Article Abstract

Forecasting pulmonary air leak duration following lung surgery using transpleural airflow data from a digital pleural drainage device

Authors: Ching Yeung, Mohsen Ghazel, Daniel French, Nathalie Japkowicz, Bram Gottlieb, Donna Maziak, Andrew J. E. Seely, Farid Shamji, Sudhir Sundaresan, Patrick James Villeneuve, Sebastien Gilbert


Background: Prolonged air leak (PAL) is often the limiting factor for hospital discharge after lung surgery. Our goal was to develop a statistical model that reliably predicts pulmonary air leak resolution by applying statistical time series modeling and forecasting techniques to digital drainage data.
Methods: Autoregressive Integrated Moving Average (ARIMA) modeling was used to forecast air leak flow from transplural air flow data.
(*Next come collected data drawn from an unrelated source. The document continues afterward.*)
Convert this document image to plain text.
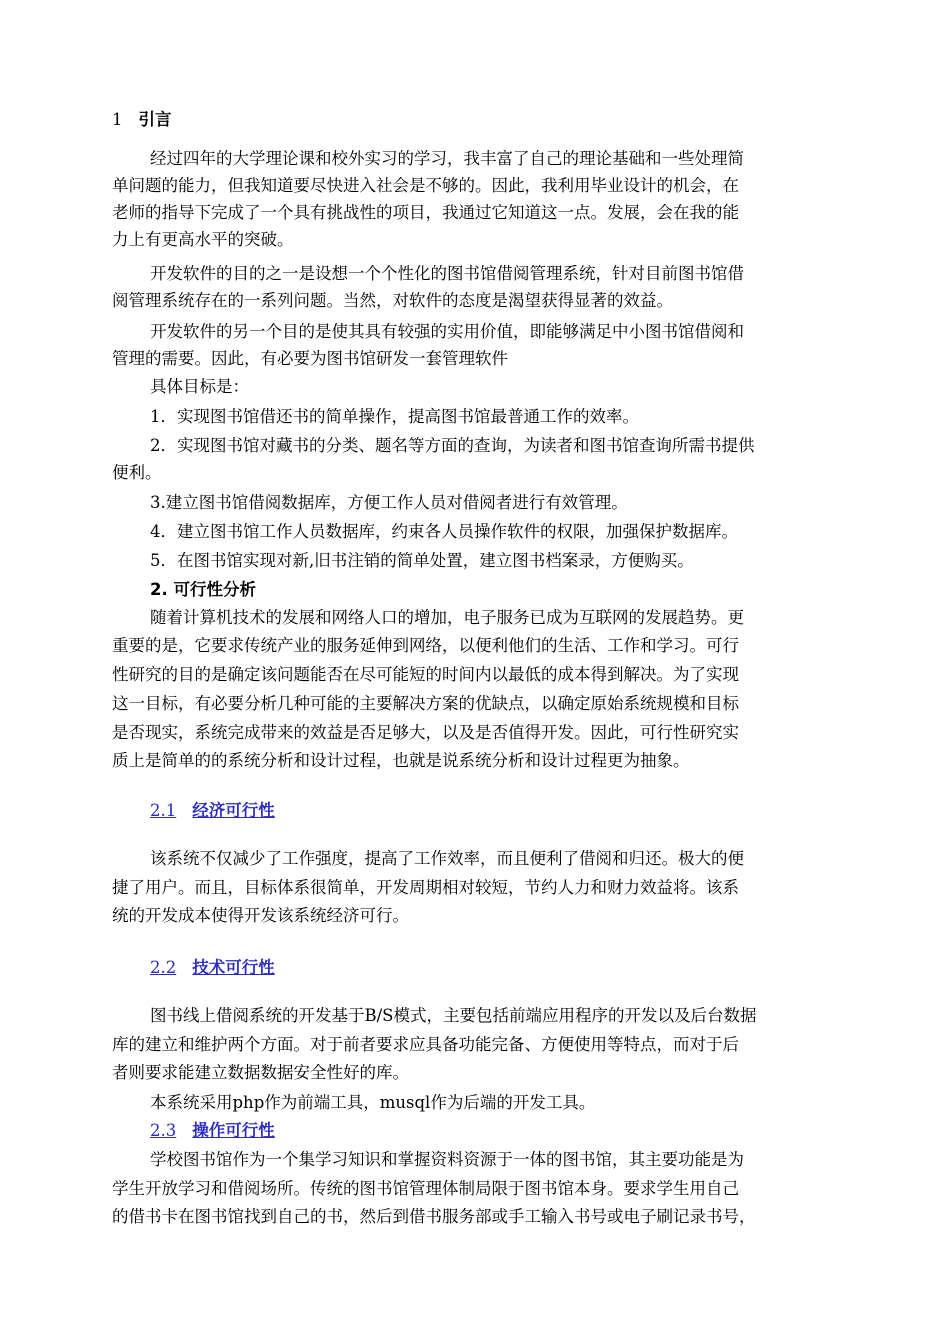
1 引言
经过四年的大学理论课和校外实习的学习，我丰富了自己的理论基础和一些处理简
单问题的能力，但我知道要尽快进入社会是不够的。因此，我利用毕业设计的机会，在
老师的指导下完成了一个具有挑战性的项目，我通过它知道这一点。发展，会在我的能
力上有更高水平的突破。
开发软件的目的之一是设想一个个性化的图书馆借阅管理系统，针对目前图书馆借
阅管理系统存在的一系列问题。当然，对软件的态度是渴望获得显著的效益。
开发软件的另一个目的是使其具有较强的实用价值，即能够满足中小图书馆借阅和
管理的需要。因此，有必要为图书馆研发一套管理软件
具体目标是：
1．实现图书馆借还书的简单操作，提高图书馆最普通工作的效率。
2．实现图书馆对藏书的分类、题名等方面的查询，为读者和图书馆查询所需书提供
便利。
3.建立图书馆借阅数据库，方便工作人员对借阅者进行有效管理。
4．建立图书馆工作人员数据库，约束各人员操作软件的权限，加强保护数据库。
5．在图书馆实现对新,旧书注销的简单处置，建立图书档案录，方便购买。
2. 可行性分析
随着计算机技术的发展和网络人口的增加，电子服务已成为互联网的发展趋势。更
重要的是，它要求传统产业的服务延伸到网络，以便利他们的生活、工作和学习。可行
性研究的目的是确定该问题能否在尽可能短的时间内以最低的成本得到解决。为了实现
这一目标，有必要分析几种可能的主要解决方案的优缺点，以确定原始系统规模和目标
是否现实，系统完成带来的效益是否足够大，以及是否值得开发。因此，可行性研究实
质上是简单的的系统分析和设计过程，也就是说系统分析和设计过程更为抽象。
2.1 经济可行性
该系统不仅减少了工作强度，提高了工作效率，而且便利了借阅和归还。极大的便
捷了用户。而且，目标体系很简单，开发周期相对较短，节约人力和财力效益将。该系
统的开发成本使得开发该系统经济可行。
2.2 技术可行性
图书线上借阅系统的开发基于B/S模式，主要包括前端应用程序的开发以及后台数据
库的建立和维护两个方面。对于前者要求应具备功能完备、方便使用等特点，而对于后
者则要求能建立数据数据安全性好的库。
本系统采用php作为前端工具，musql作为后端的开发工具。
2.3 操作可行性
学校图书馆作为一个集学习知识和掌握资料资源于一体的图书馆，其主要功能是为
学生开放学习和借阅场所。传统的图书馆管理体制局限于图书馆本身。要求学生用自己
的借书卡在图书馆找到自己的书，然后到借书服务部或手工输入书号或电子刷记录书号，
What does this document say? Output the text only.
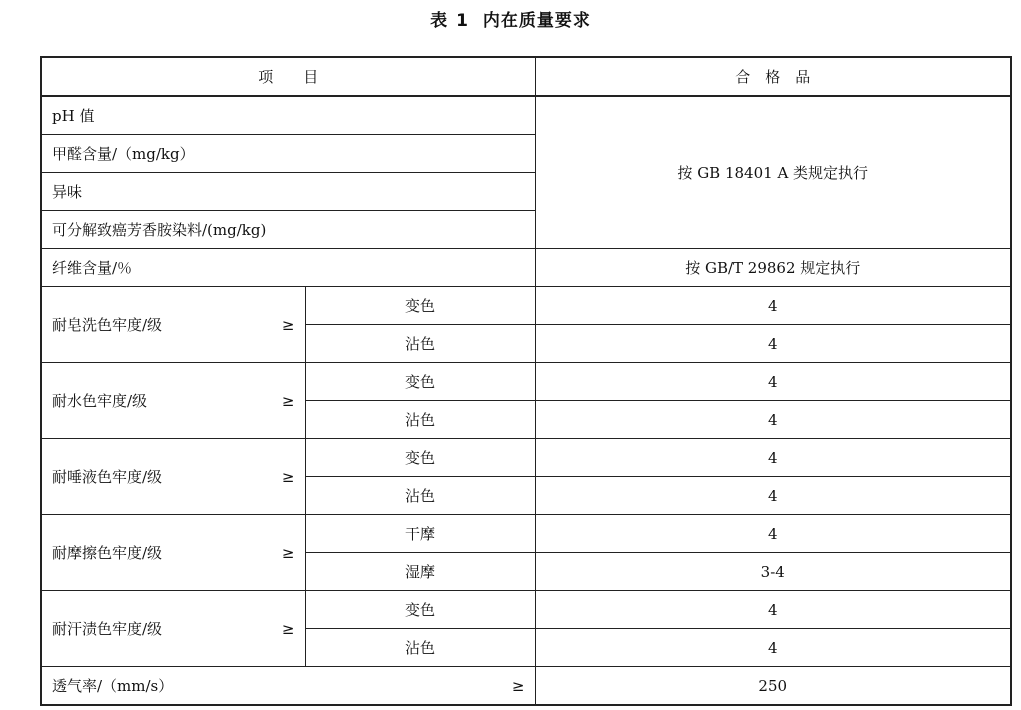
表 1 内在质量要求
项　　目			合　格　品
pH 值			按 GB 18401 A 类规定执行
甲醛含量/（mg/kg）			
异味			
可分解致癌芳香胺染料/(mg/kg)			
纤维含量/％			按 GB/T 29862 规定执行
耐皂洗色牢度/级	≥	变色	4
		沾色	4
耐水色牢度/级	≥	变色	4
		沾色	4
耐唾液色牢度/级	≥	变色	4
		沾色	4
耐摩擦色牢度/级	≥	干摩	4
		湿摩	3-4
耐汗渍色牢度/级	≥	变色	4
		沾色	4
透气率/（mm/s）		≥	250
The results from ARIMA were retrospectively internally validated with a group of 100 patients who underwent lung resection between December 2012 and March 2017, for whom digital pleural drainage data was available for analysis and a persistent air leak was the limiting factor for chest tube removal.
Results: The ARIMA model correctly identified 82% (82/100) of patients as to whether or not the last chest tube removal was appropriate. The performance characteristics of the model in properly identifying patients whose air leak would resolve and who would therefore be candidates for safe chest tube removal were: sensitivity 80% (95% CI, 69–88%), specificity 88% (95% CI, 68–97%), positive predictive value 95% (95% CI, 86–99%), and negative predictive value 59% (95% CI, 42–79%). The false positive and false negative rate was 12% (95% CI, 12–31%) and 20% (95% CI, 12–31%).
Conclusions: We were able to validate a statistical model that that reliably predicted resolution of pulmonary air leak resolution over a 24-hour period. This information may improve the care of patients with chest tube by optimizing duration of pleural drainage.